I will now jump into the “free world” and talk about iTunesU. With more than 350,000 files, hundreds of millions of downloads, and available in all countries where iTunes is available (except in Romania), iTunesU deserves more press. Apple is putting a lot of efforts into education, and I love it. I have started my online studying with an iPhone programming class from Stanford, and this platform remains my favorite one.
The way of delivering content has changed significantly over the years: it basically started as a glorified podcast. Filters on both ends make sure not everyone can publish, hence assuring some quality in the content (although really not consistent), but also can allow institutions to restrict access to their content.

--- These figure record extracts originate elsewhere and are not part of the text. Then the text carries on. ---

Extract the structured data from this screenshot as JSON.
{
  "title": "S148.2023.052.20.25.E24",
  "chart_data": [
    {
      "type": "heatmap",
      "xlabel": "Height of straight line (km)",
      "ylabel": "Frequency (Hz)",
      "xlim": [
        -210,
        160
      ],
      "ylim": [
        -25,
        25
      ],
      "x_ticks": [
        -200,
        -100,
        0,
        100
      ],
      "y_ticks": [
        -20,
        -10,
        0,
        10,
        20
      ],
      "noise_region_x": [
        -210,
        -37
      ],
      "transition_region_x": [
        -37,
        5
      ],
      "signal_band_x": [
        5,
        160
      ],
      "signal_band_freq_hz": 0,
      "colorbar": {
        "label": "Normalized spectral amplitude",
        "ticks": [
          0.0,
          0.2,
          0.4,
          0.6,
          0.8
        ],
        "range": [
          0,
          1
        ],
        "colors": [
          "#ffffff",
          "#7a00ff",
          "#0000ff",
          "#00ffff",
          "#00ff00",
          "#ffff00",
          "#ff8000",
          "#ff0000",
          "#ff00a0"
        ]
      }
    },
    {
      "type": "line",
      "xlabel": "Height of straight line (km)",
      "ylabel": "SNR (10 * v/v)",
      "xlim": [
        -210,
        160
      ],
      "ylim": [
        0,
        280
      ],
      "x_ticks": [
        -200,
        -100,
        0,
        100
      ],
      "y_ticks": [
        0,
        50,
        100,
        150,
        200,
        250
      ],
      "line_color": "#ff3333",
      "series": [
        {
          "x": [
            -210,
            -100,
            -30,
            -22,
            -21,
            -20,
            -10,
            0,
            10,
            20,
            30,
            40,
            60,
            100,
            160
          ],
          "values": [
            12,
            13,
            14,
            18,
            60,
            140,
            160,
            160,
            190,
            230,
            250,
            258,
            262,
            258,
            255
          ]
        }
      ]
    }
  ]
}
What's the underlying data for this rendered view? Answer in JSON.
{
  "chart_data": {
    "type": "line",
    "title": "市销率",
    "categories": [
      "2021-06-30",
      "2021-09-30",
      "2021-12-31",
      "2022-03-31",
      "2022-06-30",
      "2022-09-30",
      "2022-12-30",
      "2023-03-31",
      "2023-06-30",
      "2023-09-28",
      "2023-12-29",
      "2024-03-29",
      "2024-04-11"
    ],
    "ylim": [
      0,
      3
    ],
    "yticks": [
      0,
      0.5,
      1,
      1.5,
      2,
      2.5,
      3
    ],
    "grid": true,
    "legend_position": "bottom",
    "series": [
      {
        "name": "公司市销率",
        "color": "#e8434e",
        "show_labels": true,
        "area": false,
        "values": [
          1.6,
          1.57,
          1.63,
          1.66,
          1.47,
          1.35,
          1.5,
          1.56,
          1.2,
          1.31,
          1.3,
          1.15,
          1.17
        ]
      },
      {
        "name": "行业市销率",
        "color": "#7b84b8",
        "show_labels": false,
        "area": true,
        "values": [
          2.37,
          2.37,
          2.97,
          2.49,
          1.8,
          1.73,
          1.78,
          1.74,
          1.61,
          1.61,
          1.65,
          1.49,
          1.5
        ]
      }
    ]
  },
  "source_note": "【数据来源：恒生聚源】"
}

Universities can take advantage of the platform as an academic tool for their students.
As of this writing, iTunesU is available as a universal app for iOS device. You can also access content from iTunes on your desktop machine.
What’s great about the iOS app is that courses are organized either in a chronological way or by content. You can check what you’ve seen so far, so you have a good overview of your progress. The catalog is easily accessible via the library, the same way you access the music store from the iPod app. You can also download content in advance, which is a huge plus for me (it was my biggest critic of lynda.com).
In the same breath, I will also say that this “download” feature in iTunesU drives me insane. Let’s say you follow a course that’s already complete, so all the material is available for you to download. You are home, with a high-speed connection and a decent bandwidth, so you decide to download 4-5 lectures. Days go by, you listen to the first 2 lectures and you really enjoy it. Then you take the subway, open iTunesU to realize that all the content you’ve downloaded vanished into thin air. Gone. Even the lecture you are in the middle of.
You use to be able to keep the videos you had already downloaded before, but not anymore. Downloads have an expiration date.
Other than this, which may be a detail for you, if you are always in range of a high-speed connection, the service as a whole is awesome.
Right now, I am enjoying Jerry Cain’s Programming Paradigms course from Stanford. He explains the basics so well and so thoroughly, it is worth it to revisit them. Paul Hegarty’s Coding Together: Developing Apps For iPhone And iPad is also great (I followed this same course but from previous semester). M. Hegarty knows the iOS SDK inside and out, and explains them clearly. Note that these are from Stanford University: they really have the best selection in computer science (at least in my experience). The quality of the course is very good, but also the quality of the material (videos and slides), which also makes a big difference. Be careful for audio-only content: only having the voice of a recorded class that you did not attend is not that helpful. I’ve seen some in my research for this post.